Over the past two months, she has said both Taiwan and China belong to the same country and voiced strong opposition to Taiwan independence, calling it "separatism," Beijing's favored term. Once elected, she said, she would sign a peace agreement with China, something many consider the first step to political integration between the island and mainland.

     However, some party lawmakers worry that Hung's pro-China stance, disdained by the majority of Taiwanese voters, will further dim the Nationalists' already gloomy election outlook.

     "Hung has shown a tendency to desire eventual unification with China," a Nationalist lawmaker said. "However, 60% to 70% of young Taiwanese support independence, while the older generation wants to at least uphold the status quo. Nominating her means we will fight very difficult battles."

     The lawmaker declined to be named.

    "There is no way our party will be able to maintain the majority in the legislature," another Nationalist lawmaker said, noting how unpopular the party's China-friendly faction is with voters.

No undermining Taiwan

Hung was the only politician who ran in the Nationalist primary. Heavyweights like Chairman Eric Chu and legislative Speaker Wang Jin-pyng were reluctant to enter the race due to the long odds they face against the main opposition pro-independence Democratic Progressive Party, widely known as the DPP.

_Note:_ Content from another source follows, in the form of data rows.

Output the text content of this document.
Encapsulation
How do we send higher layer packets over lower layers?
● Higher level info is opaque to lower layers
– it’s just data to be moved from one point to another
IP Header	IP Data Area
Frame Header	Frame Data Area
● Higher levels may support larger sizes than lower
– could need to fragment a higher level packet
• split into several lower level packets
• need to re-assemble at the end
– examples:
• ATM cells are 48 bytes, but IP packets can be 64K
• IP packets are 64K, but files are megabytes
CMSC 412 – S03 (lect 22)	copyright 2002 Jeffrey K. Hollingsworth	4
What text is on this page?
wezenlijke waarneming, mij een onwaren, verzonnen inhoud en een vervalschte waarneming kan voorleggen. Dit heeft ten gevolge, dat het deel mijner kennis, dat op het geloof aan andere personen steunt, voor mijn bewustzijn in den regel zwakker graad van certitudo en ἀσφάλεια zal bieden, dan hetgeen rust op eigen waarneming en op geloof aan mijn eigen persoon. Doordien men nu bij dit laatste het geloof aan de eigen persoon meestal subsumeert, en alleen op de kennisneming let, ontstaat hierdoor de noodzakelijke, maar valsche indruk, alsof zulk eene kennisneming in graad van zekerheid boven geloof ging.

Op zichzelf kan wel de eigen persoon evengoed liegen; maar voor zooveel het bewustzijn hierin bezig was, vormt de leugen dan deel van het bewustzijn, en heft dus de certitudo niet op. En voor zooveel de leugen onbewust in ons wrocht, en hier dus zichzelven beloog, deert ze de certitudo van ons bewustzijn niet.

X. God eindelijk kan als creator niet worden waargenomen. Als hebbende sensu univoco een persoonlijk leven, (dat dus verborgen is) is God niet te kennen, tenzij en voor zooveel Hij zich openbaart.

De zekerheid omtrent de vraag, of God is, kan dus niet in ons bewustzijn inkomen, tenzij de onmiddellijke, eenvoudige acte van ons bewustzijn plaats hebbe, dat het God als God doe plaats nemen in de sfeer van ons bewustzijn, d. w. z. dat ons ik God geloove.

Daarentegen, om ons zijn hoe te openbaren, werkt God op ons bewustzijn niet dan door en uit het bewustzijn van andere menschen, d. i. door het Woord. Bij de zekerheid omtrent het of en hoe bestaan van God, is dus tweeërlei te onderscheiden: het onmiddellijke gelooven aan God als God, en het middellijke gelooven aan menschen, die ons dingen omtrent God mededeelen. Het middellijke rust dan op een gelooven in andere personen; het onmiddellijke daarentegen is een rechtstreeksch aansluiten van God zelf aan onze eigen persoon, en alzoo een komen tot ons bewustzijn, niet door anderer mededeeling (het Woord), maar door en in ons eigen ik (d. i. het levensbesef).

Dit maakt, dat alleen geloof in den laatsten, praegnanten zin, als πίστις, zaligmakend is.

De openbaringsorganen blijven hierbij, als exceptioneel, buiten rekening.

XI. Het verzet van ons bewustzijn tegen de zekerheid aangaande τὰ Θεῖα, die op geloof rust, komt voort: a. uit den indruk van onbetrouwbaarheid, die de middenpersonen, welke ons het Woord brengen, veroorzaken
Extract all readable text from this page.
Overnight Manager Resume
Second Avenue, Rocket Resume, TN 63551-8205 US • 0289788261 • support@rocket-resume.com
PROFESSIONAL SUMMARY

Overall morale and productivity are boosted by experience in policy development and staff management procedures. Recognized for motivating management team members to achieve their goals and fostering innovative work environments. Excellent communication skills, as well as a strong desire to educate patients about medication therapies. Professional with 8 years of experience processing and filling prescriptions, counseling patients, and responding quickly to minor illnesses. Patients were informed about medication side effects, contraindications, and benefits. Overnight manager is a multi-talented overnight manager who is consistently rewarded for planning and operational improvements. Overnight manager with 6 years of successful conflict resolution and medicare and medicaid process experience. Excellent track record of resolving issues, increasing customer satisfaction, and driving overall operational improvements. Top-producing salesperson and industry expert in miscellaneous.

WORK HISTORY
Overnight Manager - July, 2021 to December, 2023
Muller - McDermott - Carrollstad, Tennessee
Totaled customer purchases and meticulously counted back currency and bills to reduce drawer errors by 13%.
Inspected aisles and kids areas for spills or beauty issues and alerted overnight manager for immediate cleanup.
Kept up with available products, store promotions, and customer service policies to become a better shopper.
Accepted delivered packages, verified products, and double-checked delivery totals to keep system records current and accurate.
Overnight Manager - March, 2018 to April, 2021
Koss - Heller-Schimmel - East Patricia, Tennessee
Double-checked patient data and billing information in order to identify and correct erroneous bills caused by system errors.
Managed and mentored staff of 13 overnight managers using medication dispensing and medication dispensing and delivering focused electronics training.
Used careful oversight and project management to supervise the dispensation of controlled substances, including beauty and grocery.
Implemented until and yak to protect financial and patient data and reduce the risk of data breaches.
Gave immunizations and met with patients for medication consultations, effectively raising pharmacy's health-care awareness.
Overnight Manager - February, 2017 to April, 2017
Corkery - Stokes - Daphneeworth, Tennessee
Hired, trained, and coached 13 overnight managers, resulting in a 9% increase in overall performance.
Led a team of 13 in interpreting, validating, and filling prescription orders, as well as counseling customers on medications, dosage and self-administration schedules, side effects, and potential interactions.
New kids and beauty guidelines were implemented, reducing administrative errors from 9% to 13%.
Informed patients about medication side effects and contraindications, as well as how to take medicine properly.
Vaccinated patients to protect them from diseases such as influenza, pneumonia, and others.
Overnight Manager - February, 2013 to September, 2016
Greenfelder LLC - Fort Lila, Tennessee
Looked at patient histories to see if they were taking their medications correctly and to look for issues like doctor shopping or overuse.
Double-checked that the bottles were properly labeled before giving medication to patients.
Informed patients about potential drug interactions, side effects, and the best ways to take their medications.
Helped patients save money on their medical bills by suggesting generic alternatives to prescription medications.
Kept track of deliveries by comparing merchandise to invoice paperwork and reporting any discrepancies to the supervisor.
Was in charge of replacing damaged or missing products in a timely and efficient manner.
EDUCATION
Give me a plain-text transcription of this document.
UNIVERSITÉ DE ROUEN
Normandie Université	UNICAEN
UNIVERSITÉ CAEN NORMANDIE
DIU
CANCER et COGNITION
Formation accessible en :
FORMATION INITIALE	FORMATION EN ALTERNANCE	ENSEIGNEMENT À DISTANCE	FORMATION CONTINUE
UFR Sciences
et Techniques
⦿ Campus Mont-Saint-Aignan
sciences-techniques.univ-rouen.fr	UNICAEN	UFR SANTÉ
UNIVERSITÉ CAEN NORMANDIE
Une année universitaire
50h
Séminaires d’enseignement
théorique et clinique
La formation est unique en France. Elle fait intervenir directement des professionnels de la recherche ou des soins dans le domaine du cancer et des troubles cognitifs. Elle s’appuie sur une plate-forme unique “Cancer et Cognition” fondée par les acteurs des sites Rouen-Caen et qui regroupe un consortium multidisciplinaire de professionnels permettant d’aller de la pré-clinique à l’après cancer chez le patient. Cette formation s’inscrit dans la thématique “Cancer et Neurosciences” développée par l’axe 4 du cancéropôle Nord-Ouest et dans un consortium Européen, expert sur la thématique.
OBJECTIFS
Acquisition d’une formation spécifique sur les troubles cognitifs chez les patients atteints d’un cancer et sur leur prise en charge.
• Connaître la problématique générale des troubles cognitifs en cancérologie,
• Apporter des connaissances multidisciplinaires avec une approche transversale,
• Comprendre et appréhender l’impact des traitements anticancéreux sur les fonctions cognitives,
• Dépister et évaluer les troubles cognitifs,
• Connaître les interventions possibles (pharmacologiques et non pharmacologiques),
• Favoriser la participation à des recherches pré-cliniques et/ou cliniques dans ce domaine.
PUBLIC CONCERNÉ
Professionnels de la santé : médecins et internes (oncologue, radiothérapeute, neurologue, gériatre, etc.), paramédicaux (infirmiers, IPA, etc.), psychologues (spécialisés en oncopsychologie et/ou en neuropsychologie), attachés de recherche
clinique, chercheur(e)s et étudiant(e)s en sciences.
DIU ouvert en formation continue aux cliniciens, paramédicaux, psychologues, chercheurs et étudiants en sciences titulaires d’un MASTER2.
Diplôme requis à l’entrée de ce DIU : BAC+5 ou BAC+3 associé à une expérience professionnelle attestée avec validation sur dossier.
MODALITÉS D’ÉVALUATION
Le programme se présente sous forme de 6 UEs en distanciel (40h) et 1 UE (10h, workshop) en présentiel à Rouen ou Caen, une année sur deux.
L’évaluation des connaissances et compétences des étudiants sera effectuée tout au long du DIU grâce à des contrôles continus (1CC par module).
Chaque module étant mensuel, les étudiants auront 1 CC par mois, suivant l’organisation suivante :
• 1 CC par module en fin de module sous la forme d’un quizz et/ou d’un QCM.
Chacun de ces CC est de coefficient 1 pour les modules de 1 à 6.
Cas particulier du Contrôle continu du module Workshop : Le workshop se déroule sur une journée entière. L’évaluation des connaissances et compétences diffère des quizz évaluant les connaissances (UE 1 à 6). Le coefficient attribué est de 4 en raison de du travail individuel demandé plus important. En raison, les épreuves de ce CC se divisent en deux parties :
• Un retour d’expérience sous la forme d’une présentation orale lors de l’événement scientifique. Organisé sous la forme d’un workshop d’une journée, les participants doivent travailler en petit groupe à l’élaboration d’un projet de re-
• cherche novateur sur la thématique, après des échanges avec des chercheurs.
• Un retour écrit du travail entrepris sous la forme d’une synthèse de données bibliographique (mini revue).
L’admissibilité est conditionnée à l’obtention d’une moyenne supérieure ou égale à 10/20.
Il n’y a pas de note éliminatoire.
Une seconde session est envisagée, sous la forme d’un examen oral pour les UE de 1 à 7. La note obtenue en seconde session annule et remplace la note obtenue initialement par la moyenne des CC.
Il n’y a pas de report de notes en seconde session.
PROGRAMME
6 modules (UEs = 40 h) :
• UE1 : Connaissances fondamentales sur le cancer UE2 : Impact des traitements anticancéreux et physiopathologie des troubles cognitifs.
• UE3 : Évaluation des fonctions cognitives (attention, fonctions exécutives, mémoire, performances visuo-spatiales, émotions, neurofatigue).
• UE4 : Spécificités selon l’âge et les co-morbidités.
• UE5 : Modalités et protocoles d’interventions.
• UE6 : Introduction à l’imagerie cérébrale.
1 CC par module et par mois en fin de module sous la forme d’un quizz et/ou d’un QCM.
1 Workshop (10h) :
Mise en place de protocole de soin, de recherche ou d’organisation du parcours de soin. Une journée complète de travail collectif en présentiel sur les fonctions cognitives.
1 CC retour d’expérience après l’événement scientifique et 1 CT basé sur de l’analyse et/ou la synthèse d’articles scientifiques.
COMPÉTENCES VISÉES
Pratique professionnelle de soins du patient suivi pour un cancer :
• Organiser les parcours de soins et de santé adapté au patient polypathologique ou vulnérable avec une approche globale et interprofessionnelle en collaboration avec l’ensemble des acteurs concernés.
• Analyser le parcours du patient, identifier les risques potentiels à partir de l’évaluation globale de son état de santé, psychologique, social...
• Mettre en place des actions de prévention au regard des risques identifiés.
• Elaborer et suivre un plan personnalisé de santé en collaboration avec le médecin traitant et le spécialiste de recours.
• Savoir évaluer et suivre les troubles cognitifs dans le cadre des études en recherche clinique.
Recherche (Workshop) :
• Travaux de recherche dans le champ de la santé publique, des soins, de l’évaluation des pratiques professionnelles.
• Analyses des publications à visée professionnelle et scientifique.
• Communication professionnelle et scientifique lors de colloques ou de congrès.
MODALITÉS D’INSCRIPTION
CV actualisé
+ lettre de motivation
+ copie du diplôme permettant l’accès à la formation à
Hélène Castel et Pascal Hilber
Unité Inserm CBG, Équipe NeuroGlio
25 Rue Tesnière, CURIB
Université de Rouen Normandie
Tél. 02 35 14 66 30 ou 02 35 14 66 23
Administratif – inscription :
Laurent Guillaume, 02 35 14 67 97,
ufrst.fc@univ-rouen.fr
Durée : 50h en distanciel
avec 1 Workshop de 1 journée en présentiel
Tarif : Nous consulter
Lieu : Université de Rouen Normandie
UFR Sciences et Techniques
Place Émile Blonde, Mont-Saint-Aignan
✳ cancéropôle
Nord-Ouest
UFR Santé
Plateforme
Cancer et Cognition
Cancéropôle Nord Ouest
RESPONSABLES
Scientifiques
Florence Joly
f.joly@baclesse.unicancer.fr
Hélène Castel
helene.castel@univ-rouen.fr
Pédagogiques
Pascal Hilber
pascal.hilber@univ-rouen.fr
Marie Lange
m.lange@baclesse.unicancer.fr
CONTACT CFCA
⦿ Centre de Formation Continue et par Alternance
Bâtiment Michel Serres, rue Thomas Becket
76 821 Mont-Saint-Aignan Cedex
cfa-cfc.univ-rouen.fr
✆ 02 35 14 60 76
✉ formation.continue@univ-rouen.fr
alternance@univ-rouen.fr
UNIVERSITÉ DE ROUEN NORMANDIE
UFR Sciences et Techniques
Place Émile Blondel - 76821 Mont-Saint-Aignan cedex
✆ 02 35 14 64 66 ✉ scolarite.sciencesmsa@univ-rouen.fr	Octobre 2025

      The Nationalist Party in November suffered a rout in key mayoral elections. At the time, voters shunned the party's China-friendly platform, which they saw as coddling big companies while undermining Taiwan sovereignty.

     It is now generally expected that DPP Chairwoman Tsai Ing-wen will become Taiwan's first female president.

    While Tsai supports ongoing exchanges with China and is vowing to maintain the status quo in cross-strait relations, she also insists that Taiwan's democracy and sovereignty cannot be undermined in any way as Taipei and Beijing strengthen ties.